Love is gender blind
The National Institute of the Korean Language recently updated the definition of the word “love.” Whereas it used to be described as “a passionate feeling of affection and attraction toward a person of the opposite sex,” it now reads “a passionate feeling of affection and attraction toward another person.”
The definitions of words like lover, relationship, couple and affection were also made more neutral. A couple is no longer defined as “a man and woman in a romantic relationship,” but rather, “two people in a romantic relationship.”
The institute explained that the updates were made to reflect the gradual embracing by Korean society of sexual minorities. They also came after a group of college students called for changes in the Standard Korean Dictionary, which generally uses words that limit romantic relationships to those occurring between opposite sexes.
While some support the institute’s decision, critics feel the issue required greater prudence. As the issue is sensitive and potentially relates to concepts such as same-sex marriage, it should not be determined by a few researchers, they argue.
In Korea, shoppers often find themselves at a department store or supermarket and find themselves greeted with signs bearing the words, “We love customers.” At every election campaign, we grow weary of hearing candidates say how much they love voters and the public. Used in this sense, the word is used merely as a means to temporarily lure consumers or voters. Others say middle-aged teachers can love their pre-teen students, even if they are of different sexes. Clearly, the word has many different shades of meaning - enough to fill an entire dictionary.
Webster’s English Dictionary defines love as “attraction based on sexual desire” and “affection and tenderness felt by lovers.” The Collins-Robert French Dictionary defines “amour” as “the feeling of sexual attraction to another person.” These concepts do not specify the gender of the involved individuals.
In this light, maybe we can see the Korean institute’s decision as an appropriate way of following the general trend of the times.

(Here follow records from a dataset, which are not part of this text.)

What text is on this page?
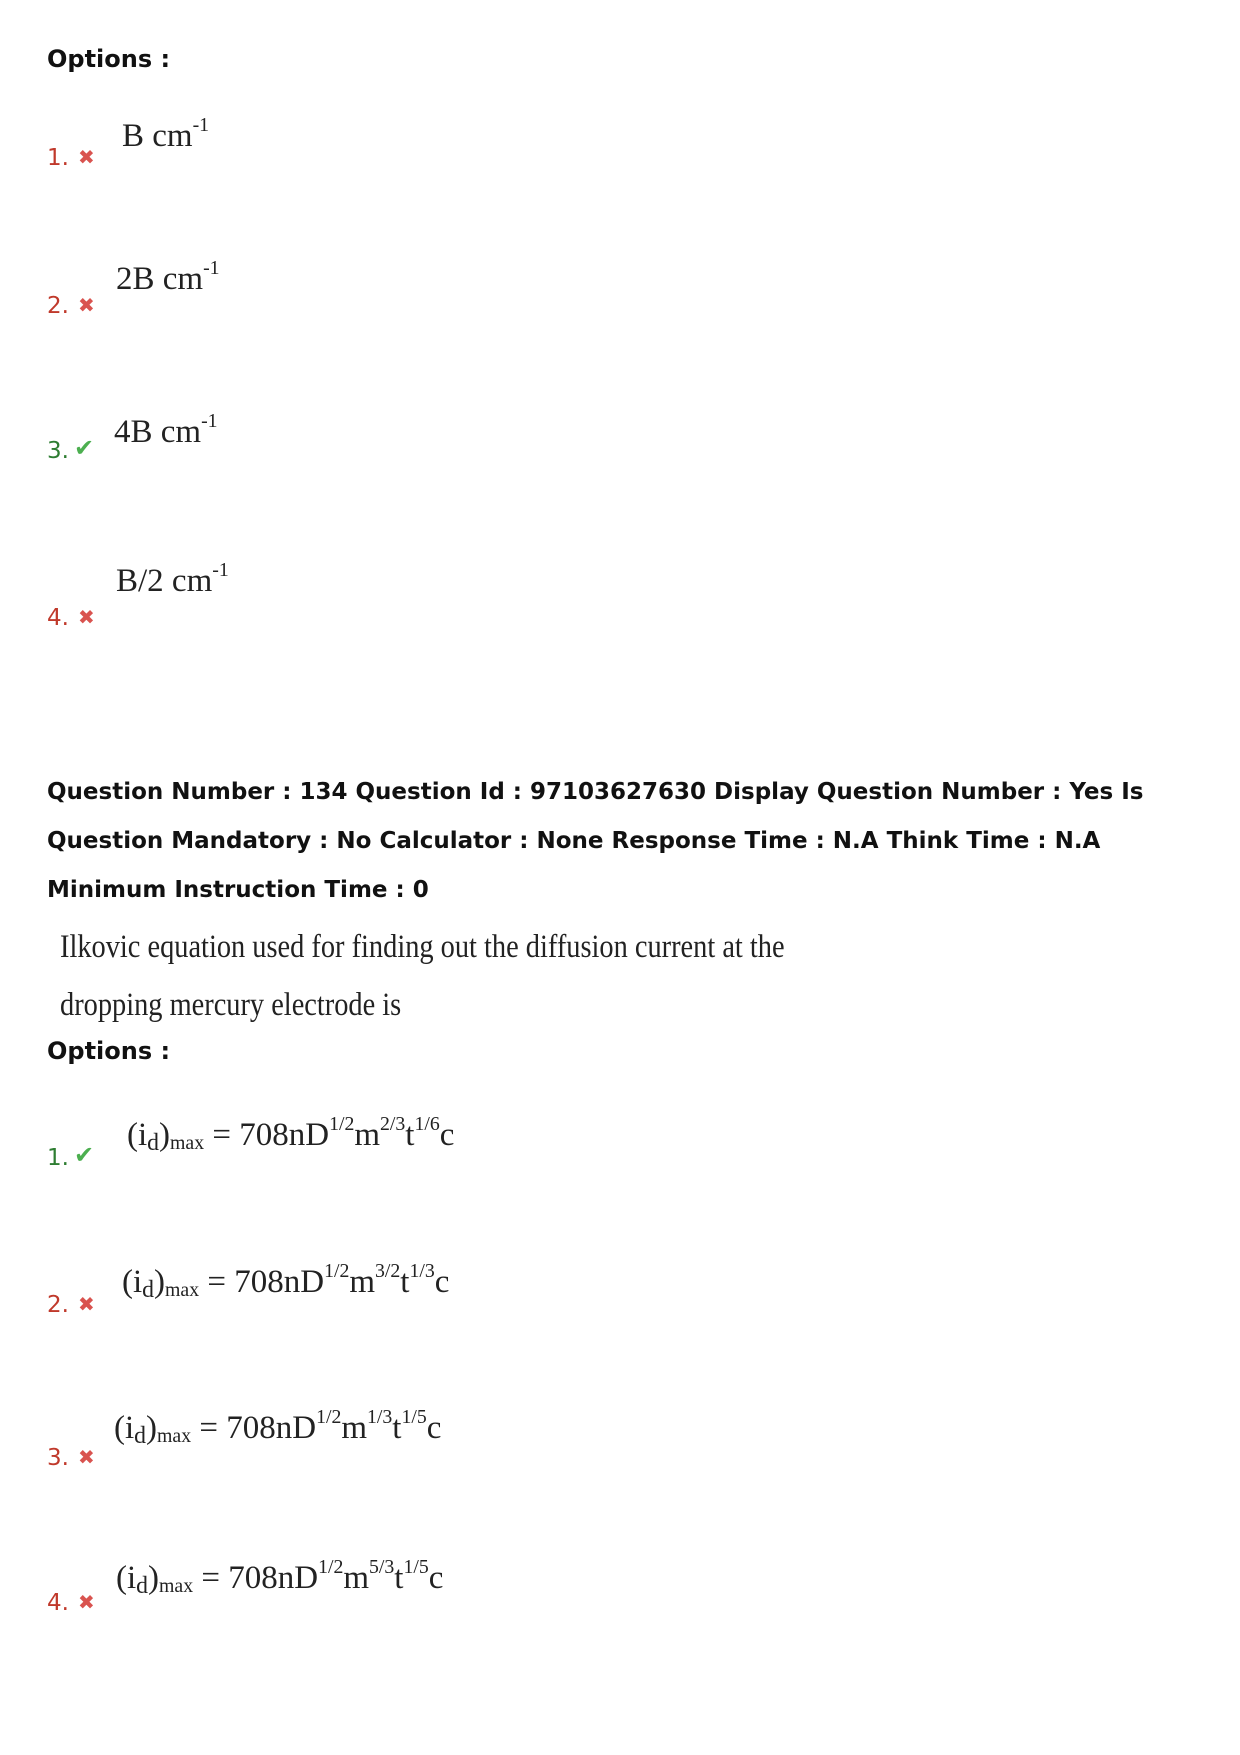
Options :
1. ✖
B $cm^{-1}$
2. ✖
2B $cm^{-1}$
3. ✔ 4B $cm^{-1}$
4. ✖
B/2 $cm^{-1}$

Question Number : 134 Question Id : 97103627630 Display Question Number : Yes Is Question Mandatory : No Calculator : None Response Time : N.A Think Time : N.A Minimum Instruction Time : 0

Ilkovic equation used for finding out the diffusion current at the dropping mercury electrode is

Options :
1. ✔
$(i_d)_{max} = 708nD^{1/2}m^{2/3}t^{1/6}c$
2. ✖
$(i_d)_{max} = 708nD^{1/2}m^{3/2}t^{1/3}c$
3. ✖
$(i_d)_{max} = 708nD^{1/2}m^{1/3}t^{1/5}c$
4. ✖
$(i_d)_{max} = 708nD^{1/2}m^{5/3}t^{1/5}c$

Just because the dictionary definition of love has changed, it does not mean the legal concept of marriage has been revised. In Korea, marriage is defined as a legal union between two persons of opposite genders. It is not up to a national institute to decide whether a same-sex union is sanctified by law. Such change would require a broader social consensus.
Mother Teresa once said, “If you judge people, you have no time to love them.” If you love someone and give them your affection, it doesn’t matter what gender they belong to.
* The author is an editorial writer of the JoongAng Ilbo.